They share some similarities and we were initially thinking that the parts would be compatible but many (especially in the cross slide assembly) appear to be quiet different. I believe the cross slide lead screw to be longer on my machine and the cross slide may have more travel as well. I really hate that Grizzly took down the G1003 parts/price page, there were a number of parts still available and references to newer compatible parts, all of that information seems to be gone now. 



brino said:


> I found it!
> 
> Here is a link to the amazing lathe carriage repair by @bill70j that I mentioned back in post #9:
> https://www.hobby-machinist.com/thr...mithy-granite-braze-or-weld.89088/post-802891
> ...



Thank you Brian!

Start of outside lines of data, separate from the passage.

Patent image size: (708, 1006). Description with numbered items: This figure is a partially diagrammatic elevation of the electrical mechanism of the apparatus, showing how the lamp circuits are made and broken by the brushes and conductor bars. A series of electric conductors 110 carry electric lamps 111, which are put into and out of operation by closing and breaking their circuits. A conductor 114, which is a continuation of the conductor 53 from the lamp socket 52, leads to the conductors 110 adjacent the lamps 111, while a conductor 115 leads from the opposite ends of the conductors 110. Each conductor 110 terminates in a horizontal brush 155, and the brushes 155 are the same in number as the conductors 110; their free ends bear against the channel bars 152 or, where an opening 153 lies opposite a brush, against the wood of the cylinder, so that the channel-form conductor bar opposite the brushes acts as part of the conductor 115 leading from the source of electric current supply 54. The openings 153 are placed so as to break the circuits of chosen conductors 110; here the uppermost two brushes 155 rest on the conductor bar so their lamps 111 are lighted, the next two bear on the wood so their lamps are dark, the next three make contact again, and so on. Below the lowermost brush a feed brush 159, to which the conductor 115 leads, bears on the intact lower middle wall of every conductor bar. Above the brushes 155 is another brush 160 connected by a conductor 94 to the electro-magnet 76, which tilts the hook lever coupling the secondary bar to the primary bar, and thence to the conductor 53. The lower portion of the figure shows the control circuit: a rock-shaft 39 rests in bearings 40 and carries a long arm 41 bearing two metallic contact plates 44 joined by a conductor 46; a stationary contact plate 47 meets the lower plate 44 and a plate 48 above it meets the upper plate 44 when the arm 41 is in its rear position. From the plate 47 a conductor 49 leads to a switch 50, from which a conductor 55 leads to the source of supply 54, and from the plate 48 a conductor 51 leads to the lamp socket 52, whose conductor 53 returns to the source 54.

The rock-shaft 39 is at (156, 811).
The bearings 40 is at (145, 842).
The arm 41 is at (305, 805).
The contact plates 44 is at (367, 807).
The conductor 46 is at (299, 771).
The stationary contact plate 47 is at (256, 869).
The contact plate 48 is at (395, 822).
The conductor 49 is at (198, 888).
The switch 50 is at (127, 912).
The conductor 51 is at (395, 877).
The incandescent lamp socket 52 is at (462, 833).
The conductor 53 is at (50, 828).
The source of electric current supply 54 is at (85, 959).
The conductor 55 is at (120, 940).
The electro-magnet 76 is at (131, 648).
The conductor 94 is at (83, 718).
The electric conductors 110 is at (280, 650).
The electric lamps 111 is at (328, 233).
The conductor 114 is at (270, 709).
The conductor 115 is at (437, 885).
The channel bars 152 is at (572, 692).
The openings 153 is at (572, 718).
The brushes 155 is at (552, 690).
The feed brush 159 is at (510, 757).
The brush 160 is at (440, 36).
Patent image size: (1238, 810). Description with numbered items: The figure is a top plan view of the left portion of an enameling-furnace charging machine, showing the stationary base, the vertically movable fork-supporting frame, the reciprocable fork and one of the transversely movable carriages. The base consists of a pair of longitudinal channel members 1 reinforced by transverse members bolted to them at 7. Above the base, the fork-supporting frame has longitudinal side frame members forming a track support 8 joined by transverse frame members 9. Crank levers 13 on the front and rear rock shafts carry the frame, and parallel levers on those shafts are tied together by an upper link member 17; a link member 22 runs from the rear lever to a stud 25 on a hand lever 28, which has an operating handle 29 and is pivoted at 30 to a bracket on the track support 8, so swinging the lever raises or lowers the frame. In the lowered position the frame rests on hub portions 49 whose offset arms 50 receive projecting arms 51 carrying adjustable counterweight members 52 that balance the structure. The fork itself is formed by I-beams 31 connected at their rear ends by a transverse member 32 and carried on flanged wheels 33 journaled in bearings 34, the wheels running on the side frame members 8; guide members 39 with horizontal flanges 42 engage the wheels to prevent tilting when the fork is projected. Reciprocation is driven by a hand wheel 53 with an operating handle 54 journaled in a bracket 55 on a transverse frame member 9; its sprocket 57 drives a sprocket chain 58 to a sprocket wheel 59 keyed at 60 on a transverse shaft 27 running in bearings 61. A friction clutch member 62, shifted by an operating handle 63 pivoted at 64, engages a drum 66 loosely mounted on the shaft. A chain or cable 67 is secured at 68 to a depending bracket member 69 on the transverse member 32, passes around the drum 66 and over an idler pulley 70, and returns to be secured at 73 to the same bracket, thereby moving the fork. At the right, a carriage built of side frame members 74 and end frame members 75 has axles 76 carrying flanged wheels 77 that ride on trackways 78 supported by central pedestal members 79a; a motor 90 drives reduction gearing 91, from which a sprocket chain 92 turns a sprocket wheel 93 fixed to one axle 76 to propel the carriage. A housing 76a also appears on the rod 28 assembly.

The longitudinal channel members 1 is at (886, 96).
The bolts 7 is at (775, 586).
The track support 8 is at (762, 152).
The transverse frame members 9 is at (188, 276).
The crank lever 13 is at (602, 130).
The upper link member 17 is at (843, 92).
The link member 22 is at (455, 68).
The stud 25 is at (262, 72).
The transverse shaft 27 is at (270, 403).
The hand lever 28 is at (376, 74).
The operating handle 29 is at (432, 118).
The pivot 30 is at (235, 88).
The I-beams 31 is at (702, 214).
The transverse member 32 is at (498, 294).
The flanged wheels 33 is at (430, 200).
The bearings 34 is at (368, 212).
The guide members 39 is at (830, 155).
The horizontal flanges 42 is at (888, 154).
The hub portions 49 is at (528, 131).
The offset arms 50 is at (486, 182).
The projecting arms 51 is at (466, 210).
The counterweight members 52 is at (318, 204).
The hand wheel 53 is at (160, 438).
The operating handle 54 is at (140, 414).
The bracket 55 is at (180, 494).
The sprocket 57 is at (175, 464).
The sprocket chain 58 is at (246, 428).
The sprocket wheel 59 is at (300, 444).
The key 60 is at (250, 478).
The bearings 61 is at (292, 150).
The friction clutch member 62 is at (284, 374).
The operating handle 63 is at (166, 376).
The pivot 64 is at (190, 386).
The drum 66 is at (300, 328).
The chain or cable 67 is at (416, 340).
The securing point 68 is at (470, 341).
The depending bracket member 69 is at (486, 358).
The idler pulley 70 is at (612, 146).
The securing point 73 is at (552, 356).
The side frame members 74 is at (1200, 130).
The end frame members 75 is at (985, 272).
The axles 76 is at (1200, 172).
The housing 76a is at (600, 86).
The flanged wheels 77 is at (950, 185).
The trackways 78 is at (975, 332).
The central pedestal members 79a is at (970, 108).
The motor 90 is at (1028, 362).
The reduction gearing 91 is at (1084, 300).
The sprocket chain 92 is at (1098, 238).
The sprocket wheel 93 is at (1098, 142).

I'll check it out.

I'm in talks with a rep from Eisen and will be working up a parts list to try. He sent me some information on their 1236 machine, I haven't compared yet but I believe there is enough information there to make a good judgement on compatibility. I may search around on the forum to see if there are any active posters with the Eisen machine that would be willing to confirm measurements on some parts as well. 

I pm'ed the Precision Matthews rep that is a member/sponsor here on the site but haven't heard anything back.  

I should have the lathe on temporary power in the next day or so. I will report back with how things look on that front.


----------



## bill70j (Oct 27, 2022)

brino said:


> I found it!
> 
> Here is a link to the amazing lathe carriage repair by @bill70j that I mentioned back in post #9:
> https://www.hobby-machinist.com/thr...mithy-granite-braze-or-weld.89088/post-802891
> ...


I got a lot of help from this Forum when I did the repair on the Smithy that Brian references.

At first, it seemed like an impossible undertaking.  But I found that 3-D modeling the thing through "reverse engineering"  helped me visualize exactly what needed to be done, including building some of the repair parts from scratch.  

The modeling, plus strong encouragement from a couple of members of the Forum, made the project successful.

Good Luck!


----------



## Beldan (Oct 28, 2022)

Minor update. 

I got the machine under power today. Happy to report that it seems to run smoothly. I checked over the gears in the gear box and all looked to be ok. I was able to secure the broken speed selector arm in a manor that allowed me to power up the lead screw and the feed rod. All appears to be ok there as well, nothing bent or moving different than it should. Engaged the feed lever as well as the half nuts, things move smoothly. No weird noises and nothing heard from inside the apron.  Happy to note that the Mitutoyo DRO appears to be functioning as well.

I haven't removed the saddle yet but may do that before I start ordering parts to rule out any hidden damage that has gone unnoticed. Noticed looking over Eisen documents that the cross slide pinion gear on their machine is 13 tooth, mine is 12. Current production Grizzlys of the same size are 13 as well.   When I have the saddle off, i'll be comparing more parts. 

Things are moving along, albeit slowly.


----------